Analyse
La semaine en Bourse il y a 5 ans - lundi 2 avril 2012

En l’absence d’actualité émanant des sociétés, les marchés ont de nouveau été animés par les interrogations des investisseurs sur la santé de l’économie mondiale. Les Bourses, surtout européennes, ont reculé.

• Aux Etats-Unis, les inscriptions au chômage sont à leur plus bas niveau des quatre dernières années, mais ont moins reculé qu’attendu. Du coup, la banque centrale s’est déclarée prête à soutenir la croissance par une nouvelle phase de politique monétaire accommodante. Le S&P 500 a grappillé 0,8 %. Même après un bon premier trimestre (le meilleur depuis 14 ans, avec un S&P 500 en hausse de 12 %), la Bourse américaine garde nos faveurs.

• En Europe, sur fond de malaise social en Espagne, les taux d’intérêt à dix ans ont encore augmenté à Milan et Madrid. Malgré leurs déclarations optimistes, les décideurs politiques peinent à trouver la sortie dans la crise des dettes souveraines. C’est dans ce climat difficile que Standard & Poor’s a déclaré que la Grèce pourrait devoir restructurer de nouveau sa dette. Le Stoxx Europe 50 a reculé de 1,2 %.
Les marchés italien (-3 %) et espagnol (-3,2 %) ont souffert de la faiblesse de leurs valeurs financières comme Banco Popolare (-9,7 %) à Milan ou Santander (-4,4 % ; conservez) à Madrid. Le secteur bancaire européen a cédé 2,9 %.

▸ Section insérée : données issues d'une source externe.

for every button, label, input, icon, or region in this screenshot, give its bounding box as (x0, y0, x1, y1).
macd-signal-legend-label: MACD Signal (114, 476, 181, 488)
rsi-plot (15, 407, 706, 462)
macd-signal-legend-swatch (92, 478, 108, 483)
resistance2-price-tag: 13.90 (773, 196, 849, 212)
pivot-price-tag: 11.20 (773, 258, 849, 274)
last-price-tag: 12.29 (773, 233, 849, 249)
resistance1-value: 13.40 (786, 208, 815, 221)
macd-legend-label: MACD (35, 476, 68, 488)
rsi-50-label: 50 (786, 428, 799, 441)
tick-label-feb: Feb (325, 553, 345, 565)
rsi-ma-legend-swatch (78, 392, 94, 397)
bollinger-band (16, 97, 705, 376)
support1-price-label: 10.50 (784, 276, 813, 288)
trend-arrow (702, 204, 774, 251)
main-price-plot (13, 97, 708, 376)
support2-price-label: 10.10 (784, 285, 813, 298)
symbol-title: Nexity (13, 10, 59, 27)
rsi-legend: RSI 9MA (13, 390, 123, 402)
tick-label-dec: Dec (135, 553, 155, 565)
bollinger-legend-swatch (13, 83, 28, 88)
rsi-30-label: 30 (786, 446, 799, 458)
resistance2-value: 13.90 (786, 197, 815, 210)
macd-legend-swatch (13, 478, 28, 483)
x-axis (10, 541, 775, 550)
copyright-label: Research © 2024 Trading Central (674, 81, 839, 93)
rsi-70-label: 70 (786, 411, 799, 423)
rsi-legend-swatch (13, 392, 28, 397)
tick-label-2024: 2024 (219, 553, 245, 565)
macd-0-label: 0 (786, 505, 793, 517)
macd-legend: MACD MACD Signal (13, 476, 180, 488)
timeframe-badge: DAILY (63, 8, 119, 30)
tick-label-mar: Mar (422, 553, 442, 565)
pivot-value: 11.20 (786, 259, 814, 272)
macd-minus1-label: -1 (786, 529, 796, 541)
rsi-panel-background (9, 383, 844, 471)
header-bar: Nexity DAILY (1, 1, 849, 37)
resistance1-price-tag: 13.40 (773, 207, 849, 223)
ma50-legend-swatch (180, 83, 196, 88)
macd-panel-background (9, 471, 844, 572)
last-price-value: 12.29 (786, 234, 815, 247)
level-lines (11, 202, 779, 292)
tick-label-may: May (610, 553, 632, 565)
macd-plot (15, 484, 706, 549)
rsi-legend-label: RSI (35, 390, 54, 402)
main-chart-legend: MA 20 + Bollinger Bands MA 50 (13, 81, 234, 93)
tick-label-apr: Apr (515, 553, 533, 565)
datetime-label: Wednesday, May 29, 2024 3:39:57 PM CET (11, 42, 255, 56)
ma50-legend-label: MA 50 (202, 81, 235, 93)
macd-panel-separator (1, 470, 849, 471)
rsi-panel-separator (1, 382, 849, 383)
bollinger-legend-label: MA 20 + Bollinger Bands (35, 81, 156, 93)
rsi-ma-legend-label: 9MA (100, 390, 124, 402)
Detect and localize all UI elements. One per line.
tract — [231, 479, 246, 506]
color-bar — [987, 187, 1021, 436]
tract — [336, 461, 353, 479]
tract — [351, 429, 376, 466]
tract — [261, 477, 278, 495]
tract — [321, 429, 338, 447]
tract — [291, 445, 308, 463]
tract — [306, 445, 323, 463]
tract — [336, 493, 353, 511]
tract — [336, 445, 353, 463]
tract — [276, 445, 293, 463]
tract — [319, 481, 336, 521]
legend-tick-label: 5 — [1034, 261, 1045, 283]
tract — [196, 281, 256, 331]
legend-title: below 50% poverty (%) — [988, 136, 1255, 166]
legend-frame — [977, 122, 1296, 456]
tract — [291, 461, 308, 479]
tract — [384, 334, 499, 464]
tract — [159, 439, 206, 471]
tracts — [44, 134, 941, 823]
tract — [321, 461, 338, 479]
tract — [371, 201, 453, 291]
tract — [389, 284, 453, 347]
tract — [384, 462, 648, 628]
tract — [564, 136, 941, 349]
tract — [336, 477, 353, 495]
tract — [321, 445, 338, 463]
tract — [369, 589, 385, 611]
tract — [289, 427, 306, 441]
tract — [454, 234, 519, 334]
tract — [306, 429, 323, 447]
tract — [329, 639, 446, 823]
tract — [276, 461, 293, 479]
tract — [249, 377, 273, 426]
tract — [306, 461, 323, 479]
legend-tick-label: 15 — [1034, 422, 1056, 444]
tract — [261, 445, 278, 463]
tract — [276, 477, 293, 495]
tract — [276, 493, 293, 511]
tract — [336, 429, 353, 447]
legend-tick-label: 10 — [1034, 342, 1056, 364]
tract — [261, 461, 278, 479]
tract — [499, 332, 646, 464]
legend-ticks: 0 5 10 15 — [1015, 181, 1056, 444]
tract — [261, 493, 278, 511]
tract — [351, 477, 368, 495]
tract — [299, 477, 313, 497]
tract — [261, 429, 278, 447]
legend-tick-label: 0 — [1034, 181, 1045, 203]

• Le baril de pétrole a reculé de 1,4 % après que la France, les Etats-Unis et le Royaume Uni se sont déclarés prêts à utiliser des réserves stratégiques de pétrole pour contrer la hausse du prix du baril. Une baisse qui intervient dans un environnement moins tendu entre l’Occident et l’Iran. Le secteur pétrolier (-1,4 %) reste globalement sous-évalué. Chevron, notre favorite à l’achat, a gagné 0,7 %.

• Une fois digéré le ralentissement attendu du marché automobile en Chine, le secteur automobile a regagné 0,9 %. Mais la situation reste difficile en Europe, où Standard & Poor’s prévoit une baisse de 5 % du marché automobile en 2012. Daimler (conservez) et Volkswagen VZ (vendez) ont cédé respectivement 0,3 % et 0,5 %. Profitez de la faiblesse de Peugeot (-6,3 %) pour acheter cette action.